АВГУСТ. ЯБЛОКО ЗАБВЕНИЯ

                                 

                                                                3.


    - Новостей нет хороших, нет и плохих, - с безразличием в голосе произнесла родственница во время телефонного разговора. – Приезжай, всё увидишь сам.
    Сборы были недолги, чай не от Кубани до Волги был поход, немного далее – из Якутска на Донбасс.
    Стояла тихая в своей непредсказуемой тревожности золотая осень 2013 года.
    Из заснежено-морозного октября Якутии окунулся в солнечно-осеннее тепло октября Донбасса. Шумит говорливая листва под дуновением слабого ветерка, колышется, поскрипывают ветви и толстые стволы акаций с длинными иглами незаметно ведут беседу с разросшимися яворами и начинающими мечтательно летать в осенних грёзах каштанами. Не смотря на все эти южные прелести по утрам морозный иней серебрил металлические кровли сараев и оставлял на стёклах окон загадочные арабески.
    Вступать в полемику с Ницше не берусь, не тот вес, но моя жизнь служит опровержением его тезису, если хочешь услышать о себе хорошее – умри.
    Хотелось бы посмотреть в глаза старому немецкому философу, увидеть реакцию на моё с ним несогласие, что часто слышал хорошее в свою сторону из алых уст любимых женщин и совершенно незнакомых людей. Увы, нас разделяют годы…
    Будоражащее, будто внутри что-то трогает осторожно натянутый нерв, щемящее ощущение в сердце всегда посещает в первые минуты прилёта и соприкосновения с родной землёй. Выхожу на трап. Смотрю на терриконы, в отдалении раскинувшиеся высокими верблюжьими горбами, влажнеют глаза, так и тянет растереть слёзы по лицу грязной детской ладошкой. А с чистого незамутнённого хмурыми облаками неба светит яркое солнышко, гладит по лицу нежными тёплыми лучами, как бы приветствует моё возвращение.
    В новую волну ощущений окунаюсь, приехав в родной город, близкий и понятный до шороха опавшей пожухлой листвы на тротуаре, она говорит, не умолкая всё о том же, о чём делилась, когда детскими ножками шлёпал по земле, как и тогда, когда, вернувшись со срочной службы в матросской форме дефилировал по улицам города. И те же тени сопровождают в прогулках по тенистым аллеям парка, когда, не стесняясь целовался с девушкой и когда в задумчивости бродил после выписки из больницы после печального инцидента.
   
    Если в чёрной комнате не видно чёрной кошки, нужно включить свет.
    Старший мичман Борисов, командир нашего подразделения, мастер ошарашить очередным вербальным шедевром. Хоть ходи за ним с блокнотом и успевай записывать.
    Только и зацепилось, будто репейник на штанине, в памяти это его единственная способность выдавать афоризмы на лету. И всё, как ни стараюсь ещё что-то припомнить – пусто. Будто и не было нескольких лет службы в военно-морском флоте. Не было времени бескозырок и чёрных бушлатов.

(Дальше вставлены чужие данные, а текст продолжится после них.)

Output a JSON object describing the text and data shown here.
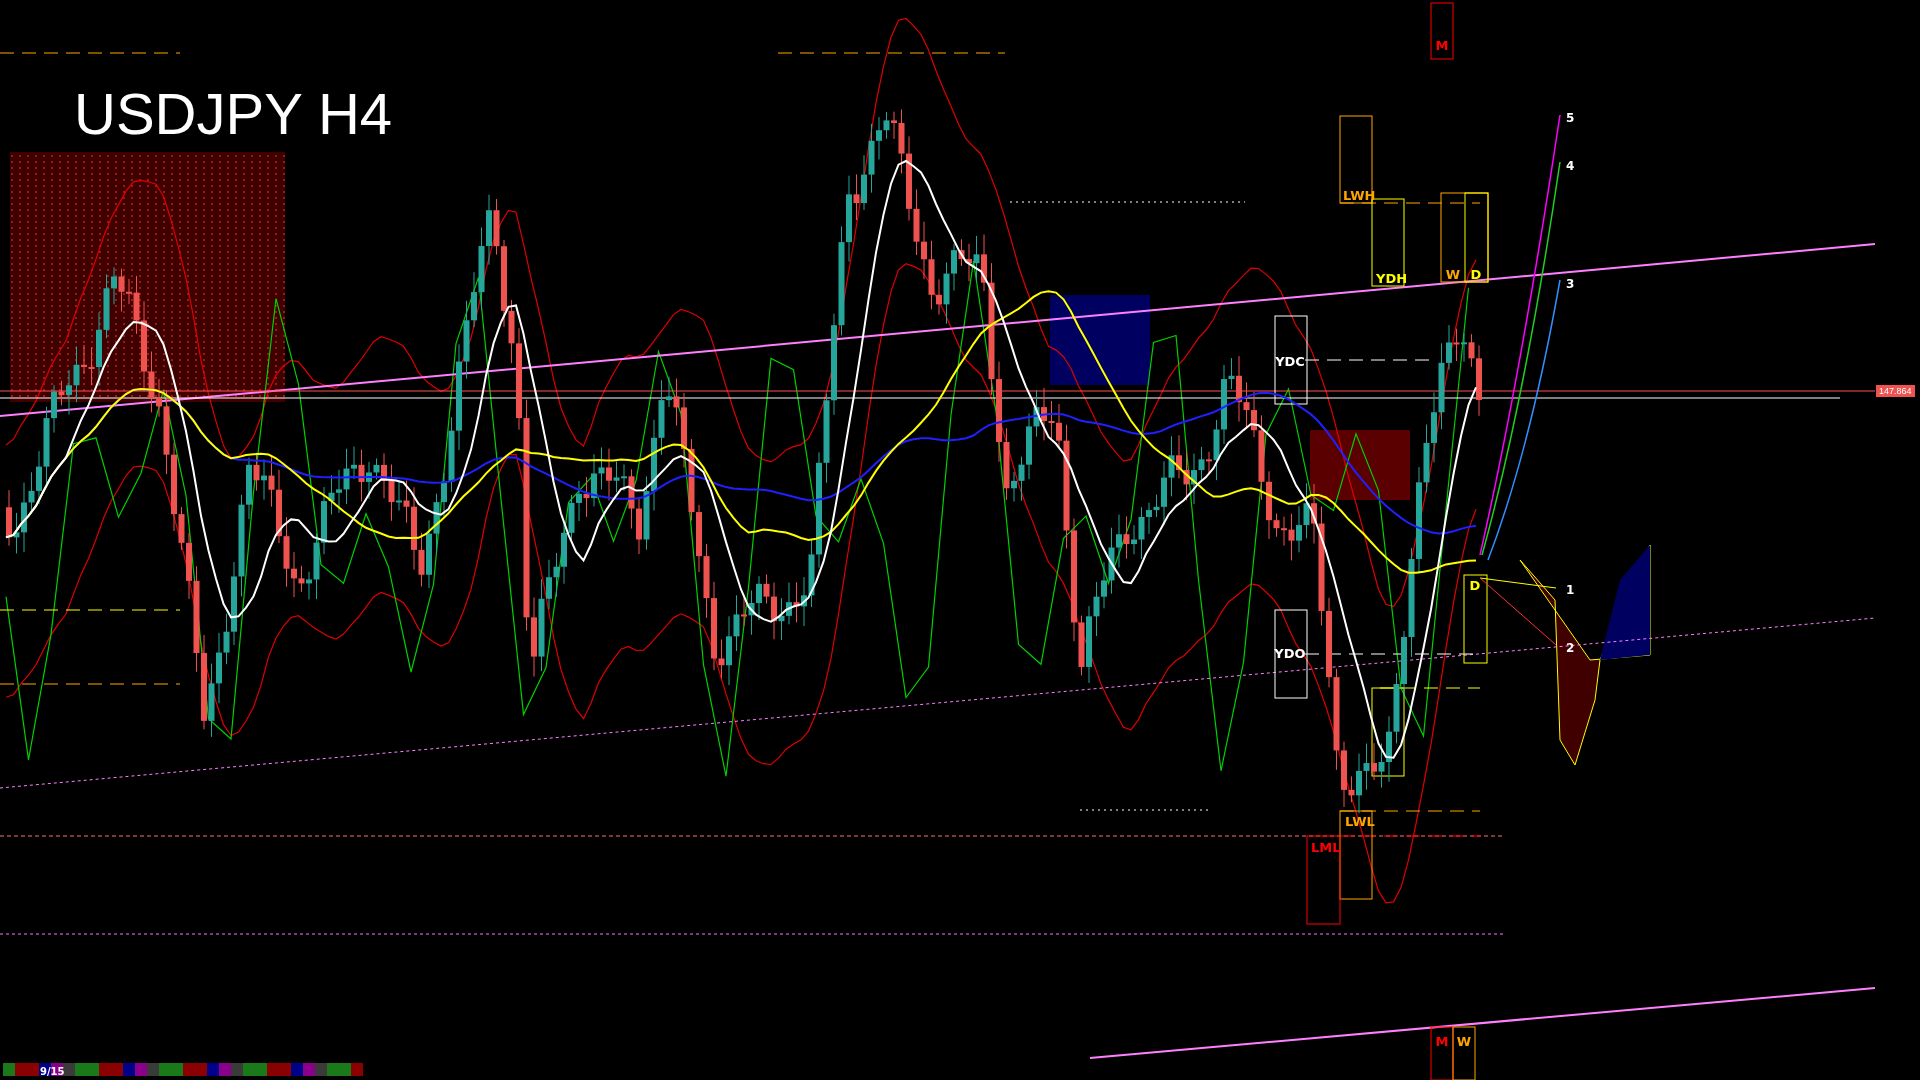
{
  "chart": {
    "title": "USDJPY H4",
    "price_label": "147.864",
    "level_labels": [
      {
        "text": "M",
        "color": "#ff0000"
      },
      {
        "text": "LWH",
        "color": "#ffa500"
      },
      {
        "text": "YDH",
        "color": "#ffff00"
      },
      {
        "text": "W",
        "color": "#ffa500"
      },
      {
        "text": "D",
        "color": "#ffff00"
      },
      {
        "text": "YDC",
        "color": "#ffffff"
      },
      {
        "text": "D",
        "color": "#ffff00"
      },
      {
        "text": "YDO",
        "color": "#ffffff"
      },
      {
        "text": "LWL",
        "color": "#ffa500"
      },
      {
        "text": "LML",
        "color": "#ff0000"
      },
      {
        "text": "M",
        "color": "#ff0000"
      },
      {
        "text": "W",
        "color": "#ffa500"
      }
    ],
    "target_labels": [
      "5",
      "4",
      "3",
      "1",
      "2"
    ]
  },
  "status_strip": {
    "page": "9/15"
  }
}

    Однажды приснился сон. На диком скакуне мчусь по степи. Полыхает алым пламенем рассвет. Вокруг меня на много вёрст голая земля. Конь мчит быстрее ветра. Свобода, скорость – пьянят. Внезапно конь оступается. Смещаются ориентиры. Где земля, где небо, где солнце… Слышу вкрадчивый тихий голос: «Хочешь воды?» открываю глаза. Больничная палата. Лежу на койке. На простыне песок, мелкий сор и прочий мусор. Во рту горько-приторно-сладкий вкус полыни. «Воды?» - следом за вопросом острый крик: «Скорее доктора, больной пришёл в себя!»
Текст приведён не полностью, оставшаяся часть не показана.